The Antichrist helps the Jews build the Temple, then desecrates it. Catastrophes shake the world; Jews either accept Christianity or die; Jesus returns. In books, videos, and internet pages, dispensationalists often magnify the importance of Jewish Temple activists a thousandfold--as "proof" that the next act of the prophetic pageant is about to begin.

Out of fear rather than hope, Muslims have also overestimated Jewish interest in the Temple. Israel's conquest of Jerusalem's Old City (where the Mount is located) turned up the anxiety--even though the Jewish state left the Islamic shrines untouched and under Muslim administration. Events such as the 1984 arrest of a Jewish underground that had plotted to blow up the Dome of the Rock fueled the fears.

Thus, the Haram has become an icon of Palestinian nationalism, and the trauma of the conflict with Israel has helped produce a new Islamic apocalyptic vision, first portrayed in Egyptian writer Sa'id Ayyub's 1987 book, "Al-Masih Al-Dajjal--The Antichrist."

Ayyub, says David Cook, who has researched this literature deeply, uses "the Christian messianic fantasy...that Israel's existence is a sign of the End" for his own purposes. Ayyub portrays a Jewish Antichrist at the center of a conspiracy seeking world domination. And as the apocalyptic scenario unfolds, he says, "The dwelling place of the Jewish prophet"--the Antichrist--will be in the Temple in Jerusalem."

Ayyub's book, says Cook, was a "runaway hit," and other writers followed his lead, producing hundreds of tracts. One of those disciples is Fa'iq Da'ud, whose puts Christians and Jews together in the plot against Al-Aqsa.

Estimating the impact of Muslim apocalyptic writers isn't easy, since their followers haven't established separate movements. But the popularity of Ayyub's original work, followed by the other tracts in the same genre, suggests a degree of grass-roots influence. One book, "The End of Israel 2022" by Sheikh Bassam Jirrar, has sold 30,000 copies in the West Bank, Gaza Strip, and among Israeli Arabs--equivalent to 2 million copies in the U.S.

That hardly means there's a copy on every Muslim's shelf. Jamil Hamami, an east Jerusalem graduate of Cairo's Al-Azhar University, foremost center of religious study for Sunni Muslims, has never heard of Ayyub and rejects Jirrar's theories. Yet he doesn't deny that apocalypse is in the air. Interest among Palestinians in signs of the Hour can't be measured, he says, but "people are talking about it, in universities, in schools."

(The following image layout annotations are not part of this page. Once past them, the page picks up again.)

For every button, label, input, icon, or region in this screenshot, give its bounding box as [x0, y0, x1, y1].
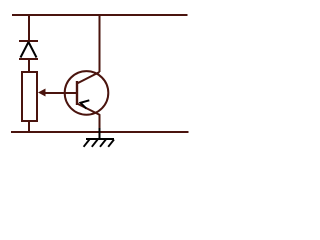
wiper arrow line to base	[44, 92, 77, 94]
wire bottom rail	[11, 131, 189, 133]
wire emitter down	[99, 115, 101, 129]
ground hatch 4	[84, 140, 90, 147]
transistor Q1 base bar	[76, 81, 78, 105]
wire diode to resistor	[28, 59, 30, 72]
diode D1 cathode bar	[19, 40, 38, 42]
transistor Q1 collector diagonal	[77, 72, 100, 84]
ground hatch 1	[108, 140, 114, 147]
transistor Q1 emitter diagonal	[77, 104, 100, 116]
transistor Q1 circle	[65, 71, 109, 115]
transistor Q1 emitter arrow (PNP)	[81, 100, 90, 108]
wiper arrowhead	[38, 89, 46, 97]
ground hatch 3	[92, 140, 98, 147]
ground hatch 2	[100, 140, 106, 147]
wire resistor to bottom rail	[28, 121, 30, 133]
ground stub	[99, 128, 101, 139]
wire collector to top rail	[99, 15, 101, 72]
diode D1 anode bar	[19, 58, 38, 60]
ground bar	[86, 138, 114, 140]
diode D1 triangle	[21, 42, 37, 58]
wire diode branch from top rail	[28, 15, 30, 41]
resistor R1 body	[22, 72, 37, 121]
wire top rail	[12, 14, 188, 16]
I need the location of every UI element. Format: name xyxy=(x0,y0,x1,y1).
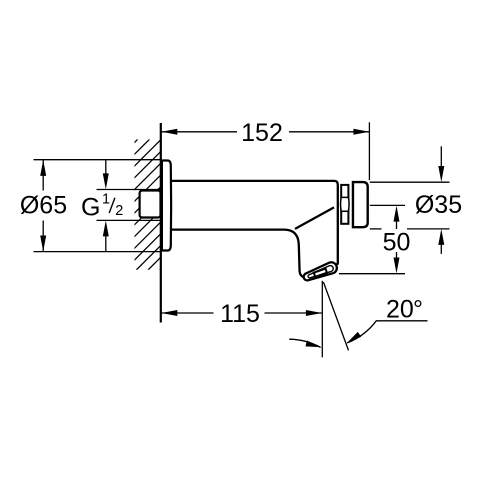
dim Ø65 extension line top xyxy=(34,159,162,161)
dim Ø35 xyxy=(370,146,462,254)
svg-text:1: 1 xyxy=(102,191,110,207)
svg-text:115: 115 xyxy=(220,300,260,328)
dim Ø65 extension line bottom xyxy=(34,251,162,253)
dim G1/2 extension line top xyxy=(97,189,162,191)
svg-text:Ø35: Ø35 xyxy=(415,191,462,219)
G1/2 label xyxy=(81,191,123,221)
outlet axis reference line xyxy=(321,281,323,358)
svg-text:20: 20 xyxy=(386,296,414,324)
svg-text:152: 152 xyxy=(241,119,283,147)
50 extension line bottom xyxy=(339,273,405,275)
faucet body xyxy=(168,181,338,277)
dim 115 xyxy=(161,300,322,328)
svg-text:G: G xyxy=(81,193,100,221)
dim 152 xyxy=(161,119,369,147)
20 deg slant line xyxy=(323,282,348,350)
valve nut xyxy=(341,185,350,224)
50 extension line top (centerline) xyxy=(370,204,405,206)
svg-text:2: 2 xyxy=(115,203,123,219)
dim Ø65 xyxy=(20,160,67,252)
svg-text:Ø65: Ø65 xyxy=(20,192,67,220)
push knob xyxy=(353,182,368,227)
spout bend edge xyxy=(295,207,334,229)
wall hatching xyxy=(7,139,291,270)
wall line xyxy=(160,123,162,323)
20 deg angle arc arrow left xyxy=(289,339,322,350)
wall flange escutcheon xyxy=(162,161,171,251)
extension line knob right xyxy=(368,122,370,180)
20 deg leader and label xyxy=(345,296,428,346)
outlet inner rim xyxy=(307,265,334,279)
Ø35 extension line top xyxy=(370,181,450,183)
svg-text:°: ° xyxy=(413,296,423,324)
dim 50 xyxy=(339,205,410,273)
dim G1/2 extension line bottom xyxy=(97,219,162,221)
outlet face capsule xyxy=(302,261,339,283)
G1/2 square nipple xyxy=(140,191,161,218)
svg-text:50: 50 xyxy=(383,229,411,257)
dim G1/2 arrows xyxy=(103,160,109,251)
Ø35 extension line bottom xyxy=(370,228,382,230)
aerator slot xyxy=(314,269,327,277)
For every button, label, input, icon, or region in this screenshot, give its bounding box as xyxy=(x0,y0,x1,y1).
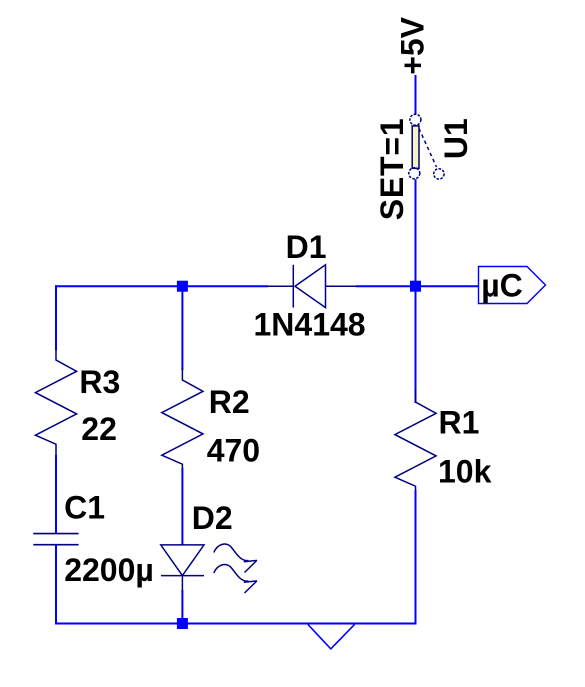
ground xyxy=(308,625,355,649)
svg-text:22: 22 xyxy=(81,411,117,447)
wire xyxy=(55,623,417,625)
junction xyxy=(177,618,188,629)
svg-text:D1: D1 xyxy=(286,229,327,265)
led arrows xyxy=(214,544,257,593)
svg-text:R1: R1 xyxy=(439,404,480,440)
wire xyxy=(415,490,417,625)
svg-text:10k: 10k xyxy=(438,454,492,490)
wire xyxy=(415,179,417,287)
wire xyxy=(181,590,183,620)
diode D1 xyxy=(267,265,357,308)
resistor R1 xyxy=(395,390,436,492)
svg-text:D2: D2 xyxy=(192,500,233,536)
svg-text:µC: µC xyxy=(481,267,523,303)
wire xyxy=(356,285,479,287)
junction xyxy=(410,281,421,292)
junction xyxy=(177,281,188,292)
svg-text:R2: R2 xyxy=(209,384,250,420)
wire xyxy=(415,75,417,115)
switch U1 xyxy=(409,114,444,179)
svg-text:1N4148: 1N4148 xyxy=(254,307,366,343)
svg-text:SET=1: SET=1 xyxy=(374,118,410,221)
wire xyxy=(181,468,183,545)
capacitor C1 xyxy=(33,534,78,545)
svg-text:470: 470 xyxy=(207,432,260,468)
svg-text:2200µ: 2200µ xyxy=(64,552,154,588)
resistor R2 xyxy=(162,368,203,470)
wire xyxy=(55,285,268,287)
wire xyxy=(55,455,57,534)
svg-text:R3: R3 xyxy=(79,364,120,400)
wire xyxy=(55,285,57,350)
wire xyxy=(415,287,417,403)
svg-text:U1: U1 xyxy=(438,118,474,159)
port flag uC xyxy=(479,267,546,304)
svg-text:C1: C1 xyxy=(64,489,105,525)
wire xyxy=(55,544,57,624)
led D2 xyxy=(161,545,204,592)
svg-text:+5V: +5V xyxy=(395,16,431,74)
wire xyxy=(181,291,183,370)
resistor R3 xyxy=(35,348,76,457)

To make sense of all this, picture apocalyptic believers seated in a triangular theater around the stage of Jerusalem. All agree that history's last act is being played out, but they hold different programs. Jewish Temple activists--bit players in real life--have starring roles in the Christian play; Jews and Christians alike unknowingly play in the Muslim script. Hope and fear are the sound system, wildly amplifying every word, every footstep. Small actions at the Temple Mount take on significance that nonbelievers--such as secular politicians and analysts--neither expect nor understand.

Now consider how Israeli hardliner Ariel Sharon's late-September visit to the Mount would have looked to anyone who'd read Ayyub or Da'ud. Consider as well how it might appear now that polls show Sharon way ahead of Ehud Barak in the race to become Israel's prime minister.

What's more, the ideas of those expecting the End have impact beyond their own ranks. Last year, Sheikh Ekrima Sa'id Sabri, the grand mufti of Jerusalem and Palestine, appointed by Yasser Arafat, told me he rejected setting a date for the Hour, as Muslims call the End.

But he said Da'ud's book had value because "it makes clear the dangers to Al-Aqsa mosque."

Viewing Jerusalem as the stage of the End warps perception of political events, creates expectations of absolute victories, makes battles glorious instead of tragic. But it is certainly not the only religious view of Jerusalem's sorrows.

Those who regard life as more sacred than soil, who believe that God commands us "to seek peace and pursue it," must reject the apocalyptic vision and insist that the faiths can live together in the Holy City.